I wish I could have been shocked by this

It's nice and early in the morning. Was up reading about the split-second loss the Illini had yesterday and getting ready for Super Bowl Extra Large when I decided to browse the political blogs (after all, you never know if we might have invaded someone overnight). That was where I learned this (from the New York Times, registration required)
In October, for example, George Deutsch, a presidential appointee in NASA headquarters, told a Web designer working for the agency to add the word "theory" after every mention of the Big Bang, according to an e-mail message from Mr. Deutsch that another NASA employee forwarded to The Times.

...Mr. Deutsch [is] a 24-year-old presidential appointee in the press office at NASA headquarters whose résumé says he was an intern in the "war room" of the 2004 Bush-Cheney re-election campaign. A 2003 journalism graduate of Texas A&M, he was also the public-affairs officer who sought more control over Dr. Hansen's public statements.

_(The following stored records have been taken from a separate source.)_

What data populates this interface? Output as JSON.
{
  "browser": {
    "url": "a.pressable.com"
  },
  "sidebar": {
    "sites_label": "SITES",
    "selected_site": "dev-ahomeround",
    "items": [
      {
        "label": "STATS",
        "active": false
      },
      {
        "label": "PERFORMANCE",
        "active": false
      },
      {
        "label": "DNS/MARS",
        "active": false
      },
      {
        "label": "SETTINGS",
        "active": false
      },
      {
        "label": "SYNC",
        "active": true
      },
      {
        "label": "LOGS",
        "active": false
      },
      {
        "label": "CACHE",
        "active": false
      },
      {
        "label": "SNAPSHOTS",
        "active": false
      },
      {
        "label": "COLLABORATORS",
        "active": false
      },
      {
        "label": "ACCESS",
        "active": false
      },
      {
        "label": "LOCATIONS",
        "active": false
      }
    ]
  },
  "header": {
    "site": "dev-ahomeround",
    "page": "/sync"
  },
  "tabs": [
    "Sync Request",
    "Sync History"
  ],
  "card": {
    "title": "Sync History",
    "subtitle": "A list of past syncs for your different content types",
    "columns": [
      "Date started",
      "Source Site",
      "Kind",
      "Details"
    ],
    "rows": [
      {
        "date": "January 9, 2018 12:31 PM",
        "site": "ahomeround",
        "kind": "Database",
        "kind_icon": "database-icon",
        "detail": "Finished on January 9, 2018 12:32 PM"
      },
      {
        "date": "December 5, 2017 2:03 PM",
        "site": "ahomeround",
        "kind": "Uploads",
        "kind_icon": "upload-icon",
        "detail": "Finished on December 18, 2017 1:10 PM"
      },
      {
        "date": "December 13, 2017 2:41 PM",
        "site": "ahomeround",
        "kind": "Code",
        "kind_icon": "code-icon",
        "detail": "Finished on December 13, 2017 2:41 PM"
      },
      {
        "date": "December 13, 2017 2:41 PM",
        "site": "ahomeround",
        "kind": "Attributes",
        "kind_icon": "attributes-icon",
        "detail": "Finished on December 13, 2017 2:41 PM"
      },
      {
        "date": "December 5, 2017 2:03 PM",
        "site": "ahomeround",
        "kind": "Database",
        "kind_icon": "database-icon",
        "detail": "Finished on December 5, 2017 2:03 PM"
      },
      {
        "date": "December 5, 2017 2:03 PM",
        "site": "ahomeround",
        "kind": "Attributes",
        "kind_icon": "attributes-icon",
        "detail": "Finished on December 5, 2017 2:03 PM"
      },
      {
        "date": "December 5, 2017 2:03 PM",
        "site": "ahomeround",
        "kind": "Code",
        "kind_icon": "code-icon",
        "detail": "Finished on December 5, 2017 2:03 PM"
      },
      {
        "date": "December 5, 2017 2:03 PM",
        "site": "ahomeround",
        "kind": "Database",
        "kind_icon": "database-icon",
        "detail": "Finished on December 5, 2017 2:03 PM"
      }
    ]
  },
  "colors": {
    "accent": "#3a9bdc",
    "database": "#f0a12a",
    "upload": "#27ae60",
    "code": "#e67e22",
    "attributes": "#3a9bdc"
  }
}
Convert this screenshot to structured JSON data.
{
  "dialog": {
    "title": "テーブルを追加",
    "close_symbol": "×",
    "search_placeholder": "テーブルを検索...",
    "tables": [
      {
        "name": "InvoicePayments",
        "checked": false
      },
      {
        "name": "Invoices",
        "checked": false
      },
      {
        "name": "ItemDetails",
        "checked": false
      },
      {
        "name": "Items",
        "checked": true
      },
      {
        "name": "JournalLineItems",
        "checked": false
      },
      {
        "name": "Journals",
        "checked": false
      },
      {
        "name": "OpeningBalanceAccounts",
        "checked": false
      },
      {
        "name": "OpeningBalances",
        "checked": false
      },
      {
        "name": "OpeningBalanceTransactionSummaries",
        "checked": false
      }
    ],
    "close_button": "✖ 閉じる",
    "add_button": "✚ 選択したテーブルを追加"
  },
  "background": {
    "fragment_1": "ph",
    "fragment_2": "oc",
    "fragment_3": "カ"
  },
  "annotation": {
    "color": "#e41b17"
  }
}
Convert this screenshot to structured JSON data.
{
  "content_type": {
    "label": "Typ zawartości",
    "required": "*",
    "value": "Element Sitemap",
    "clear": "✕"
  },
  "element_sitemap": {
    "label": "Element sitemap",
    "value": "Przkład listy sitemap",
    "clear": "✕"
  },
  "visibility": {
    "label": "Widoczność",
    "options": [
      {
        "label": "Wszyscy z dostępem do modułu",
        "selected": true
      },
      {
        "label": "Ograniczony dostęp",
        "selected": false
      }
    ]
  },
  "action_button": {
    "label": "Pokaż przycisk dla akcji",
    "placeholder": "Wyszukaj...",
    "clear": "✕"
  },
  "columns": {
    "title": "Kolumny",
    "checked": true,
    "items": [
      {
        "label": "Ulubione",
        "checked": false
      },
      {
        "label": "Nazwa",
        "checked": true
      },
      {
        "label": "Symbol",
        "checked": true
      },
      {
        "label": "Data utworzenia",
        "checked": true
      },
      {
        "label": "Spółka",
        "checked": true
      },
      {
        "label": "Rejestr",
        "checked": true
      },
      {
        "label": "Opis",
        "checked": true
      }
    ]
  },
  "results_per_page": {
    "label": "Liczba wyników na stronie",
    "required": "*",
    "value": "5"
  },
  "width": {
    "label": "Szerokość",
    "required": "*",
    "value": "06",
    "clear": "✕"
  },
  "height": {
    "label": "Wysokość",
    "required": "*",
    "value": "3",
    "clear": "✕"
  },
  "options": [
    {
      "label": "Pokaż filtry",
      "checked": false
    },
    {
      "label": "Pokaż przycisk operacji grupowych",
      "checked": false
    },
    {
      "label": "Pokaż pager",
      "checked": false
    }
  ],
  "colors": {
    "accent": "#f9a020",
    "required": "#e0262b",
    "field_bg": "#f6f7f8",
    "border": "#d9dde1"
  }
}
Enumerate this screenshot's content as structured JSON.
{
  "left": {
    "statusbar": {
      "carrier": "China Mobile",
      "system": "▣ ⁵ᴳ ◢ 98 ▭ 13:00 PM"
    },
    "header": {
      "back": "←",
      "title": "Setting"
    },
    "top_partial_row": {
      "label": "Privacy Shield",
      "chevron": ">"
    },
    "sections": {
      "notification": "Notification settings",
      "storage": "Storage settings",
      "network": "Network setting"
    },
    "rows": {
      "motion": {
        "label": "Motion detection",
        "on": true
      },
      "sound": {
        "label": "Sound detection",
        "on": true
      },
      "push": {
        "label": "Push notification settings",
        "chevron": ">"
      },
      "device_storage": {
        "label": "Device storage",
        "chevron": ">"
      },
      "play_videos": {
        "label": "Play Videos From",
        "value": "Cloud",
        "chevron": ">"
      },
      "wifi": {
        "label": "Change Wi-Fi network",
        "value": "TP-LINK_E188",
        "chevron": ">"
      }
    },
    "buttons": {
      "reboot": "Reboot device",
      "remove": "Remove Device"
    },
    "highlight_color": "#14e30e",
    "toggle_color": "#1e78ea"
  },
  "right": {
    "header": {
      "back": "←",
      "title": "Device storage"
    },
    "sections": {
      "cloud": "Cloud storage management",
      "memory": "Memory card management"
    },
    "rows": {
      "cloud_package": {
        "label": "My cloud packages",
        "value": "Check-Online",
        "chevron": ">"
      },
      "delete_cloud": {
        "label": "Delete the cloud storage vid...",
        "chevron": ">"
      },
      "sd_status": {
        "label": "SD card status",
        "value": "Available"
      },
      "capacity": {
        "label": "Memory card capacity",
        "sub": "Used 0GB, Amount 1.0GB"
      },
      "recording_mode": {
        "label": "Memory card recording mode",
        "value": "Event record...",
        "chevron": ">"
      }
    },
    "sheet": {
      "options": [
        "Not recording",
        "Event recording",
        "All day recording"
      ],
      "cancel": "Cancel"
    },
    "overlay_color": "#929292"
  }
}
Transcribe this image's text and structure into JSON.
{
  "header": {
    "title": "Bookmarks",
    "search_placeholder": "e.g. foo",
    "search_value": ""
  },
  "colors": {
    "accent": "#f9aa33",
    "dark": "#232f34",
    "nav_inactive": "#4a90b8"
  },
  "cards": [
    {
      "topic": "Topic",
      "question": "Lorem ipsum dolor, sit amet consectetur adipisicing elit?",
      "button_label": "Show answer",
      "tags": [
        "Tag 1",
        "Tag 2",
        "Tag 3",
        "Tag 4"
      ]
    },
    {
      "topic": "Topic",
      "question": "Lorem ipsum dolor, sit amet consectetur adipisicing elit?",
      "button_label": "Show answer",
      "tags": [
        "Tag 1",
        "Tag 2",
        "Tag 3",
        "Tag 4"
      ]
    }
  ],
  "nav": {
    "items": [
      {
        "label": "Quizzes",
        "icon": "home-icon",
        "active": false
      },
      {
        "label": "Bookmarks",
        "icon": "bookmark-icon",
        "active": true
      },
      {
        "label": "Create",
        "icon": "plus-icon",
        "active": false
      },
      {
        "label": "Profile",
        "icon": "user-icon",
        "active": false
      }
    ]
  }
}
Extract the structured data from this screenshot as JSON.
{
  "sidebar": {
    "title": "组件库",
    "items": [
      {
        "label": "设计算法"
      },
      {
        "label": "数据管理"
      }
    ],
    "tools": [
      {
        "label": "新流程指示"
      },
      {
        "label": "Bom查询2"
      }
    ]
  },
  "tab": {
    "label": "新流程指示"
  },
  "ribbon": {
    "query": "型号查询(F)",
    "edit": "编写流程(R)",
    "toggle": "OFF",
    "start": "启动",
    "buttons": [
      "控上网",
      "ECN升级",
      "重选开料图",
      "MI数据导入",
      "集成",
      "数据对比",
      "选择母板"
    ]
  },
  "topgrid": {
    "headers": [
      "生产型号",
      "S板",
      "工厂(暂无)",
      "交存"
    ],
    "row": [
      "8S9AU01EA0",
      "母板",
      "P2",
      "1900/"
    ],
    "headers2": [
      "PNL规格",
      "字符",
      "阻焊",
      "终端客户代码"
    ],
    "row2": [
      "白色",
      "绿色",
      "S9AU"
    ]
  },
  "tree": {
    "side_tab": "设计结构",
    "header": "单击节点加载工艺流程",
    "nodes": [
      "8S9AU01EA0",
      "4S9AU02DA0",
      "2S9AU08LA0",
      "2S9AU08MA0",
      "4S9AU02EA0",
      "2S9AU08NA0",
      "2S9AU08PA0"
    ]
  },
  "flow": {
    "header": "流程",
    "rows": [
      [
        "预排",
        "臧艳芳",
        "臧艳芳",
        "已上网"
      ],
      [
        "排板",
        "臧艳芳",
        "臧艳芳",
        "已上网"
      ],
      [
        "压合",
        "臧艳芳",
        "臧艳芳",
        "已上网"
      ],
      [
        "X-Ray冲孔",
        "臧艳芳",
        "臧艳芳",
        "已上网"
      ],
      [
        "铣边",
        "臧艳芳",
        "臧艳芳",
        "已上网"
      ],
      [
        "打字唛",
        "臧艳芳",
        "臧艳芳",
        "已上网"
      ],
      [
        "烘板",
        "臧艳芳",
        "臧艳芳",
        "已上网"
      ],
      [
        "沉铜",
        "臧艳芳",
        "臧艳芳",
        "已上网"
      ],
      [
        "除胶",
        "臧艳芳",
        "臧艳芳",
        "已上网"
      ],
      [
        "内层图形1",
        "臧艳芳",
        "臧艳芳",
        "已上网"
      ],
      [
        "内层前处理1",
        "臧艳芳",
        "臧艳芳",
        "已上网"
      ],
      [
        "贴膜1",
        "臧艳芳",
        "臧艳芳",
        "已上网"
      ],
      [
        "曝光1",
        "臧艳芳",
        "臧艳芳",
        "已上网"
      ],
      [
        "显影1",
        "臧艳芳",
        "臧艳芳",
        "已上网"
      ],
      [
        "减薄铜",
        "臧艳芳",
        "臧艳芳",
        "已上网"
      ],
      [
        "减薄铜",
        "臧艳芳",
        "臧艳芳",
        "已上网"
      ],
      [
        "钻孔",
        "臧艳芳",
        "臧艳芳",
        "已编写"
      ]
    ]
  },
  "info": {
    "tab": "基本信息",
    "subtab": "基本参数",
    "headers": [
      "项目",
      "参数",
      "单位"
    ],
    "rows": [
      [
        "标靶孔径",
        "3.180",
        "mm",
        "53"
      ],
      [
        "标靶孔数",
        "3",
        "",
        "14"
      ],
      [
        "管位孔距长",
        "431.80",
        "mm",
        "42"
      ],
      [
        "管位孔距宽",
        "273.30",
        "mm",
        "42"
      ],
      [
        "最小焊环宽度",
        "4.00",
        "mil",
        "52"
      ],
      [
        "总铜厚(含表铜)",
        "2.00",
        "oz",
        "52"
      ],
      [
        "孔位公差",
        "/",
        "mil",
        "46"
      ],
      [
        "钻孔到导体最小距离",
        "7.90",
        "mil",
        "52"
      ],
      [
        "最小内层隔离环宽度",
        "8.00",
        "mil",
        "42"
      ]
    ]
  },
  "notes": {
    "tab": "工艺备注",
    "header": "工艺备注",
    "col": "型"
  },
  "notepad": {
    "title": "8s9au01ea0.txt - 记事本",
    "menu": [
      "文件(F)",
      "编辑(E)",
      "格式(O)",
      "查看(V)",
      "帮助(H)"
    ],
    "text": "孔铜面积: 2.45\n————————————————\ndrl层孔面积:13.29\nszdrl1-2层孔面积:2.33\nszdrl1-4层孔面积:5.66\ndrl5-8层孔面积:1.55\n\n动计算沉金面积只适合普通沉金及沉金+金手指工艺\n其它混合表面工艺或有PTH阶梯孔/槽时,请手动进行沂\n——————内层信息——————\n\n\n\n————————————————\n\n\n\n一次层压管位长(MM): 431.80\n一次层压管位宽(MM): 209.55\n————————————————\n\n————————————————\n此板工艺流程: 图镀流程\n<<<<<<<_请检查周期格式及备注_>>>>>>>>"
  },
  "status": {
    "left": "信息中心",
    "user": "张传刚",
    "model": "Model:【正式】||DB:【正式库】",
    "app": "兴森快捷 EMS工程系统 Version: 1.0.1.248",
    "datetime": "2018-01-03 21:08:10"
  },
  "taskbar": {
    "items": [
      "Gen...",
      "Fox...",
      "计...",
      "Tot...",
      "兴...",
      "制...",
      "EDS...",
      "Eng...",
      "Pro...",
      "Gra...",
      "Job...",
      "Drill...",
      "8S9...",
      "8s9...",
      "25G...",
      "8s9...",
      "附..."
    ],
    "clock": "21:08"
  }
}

In October 2005, Mr. Deutsch sent an e-mail message to Flint Wild, a NASA contractor working on a set of Web presentations about Einstein for middle-school students. The message said the word "theory" needed to be added after every mention of the Big Bang.

The Big Bang is "not proven fact; it is opinion," Mr. Deutsch wrote, adding, "It is not NASA's place, nor should it be to make a declaration such as this about the existence of the universe that discounts intelligent design by a creator."

It continued: "This is more than a science issue, it is a religious issue. And I would hate to think that young people would only be getting one-half of this debate from NASA. That would mean we had failed to properly educate the very people who rely on us for factual information the most."
Thank you, Mr. Deutsch, for once again affirming why people need to take science classes, and perhaps learn something from them. Should we go over the scientific method again? The definition of theory? How scientists take observations and produce testable hypotheses and how the more tests a hypothesis passes, the more validity it gains?

Of course not. He clearly wouldn't understand what's really going on if I explained it to him - he doesn't want to. That would mean opening his pinheaded little skull and putting something new and perhaps contradictory to what he believes inside, let it all rattle around, and see what gets produced. That, of course, would be a sign of intelligence, and the practice of good scientists.

I wonder how many years it would take to undo the damage that the Bush Administration has done to our world. I fear we will never find out.

Big hat tip to Bad Astronomy for this story.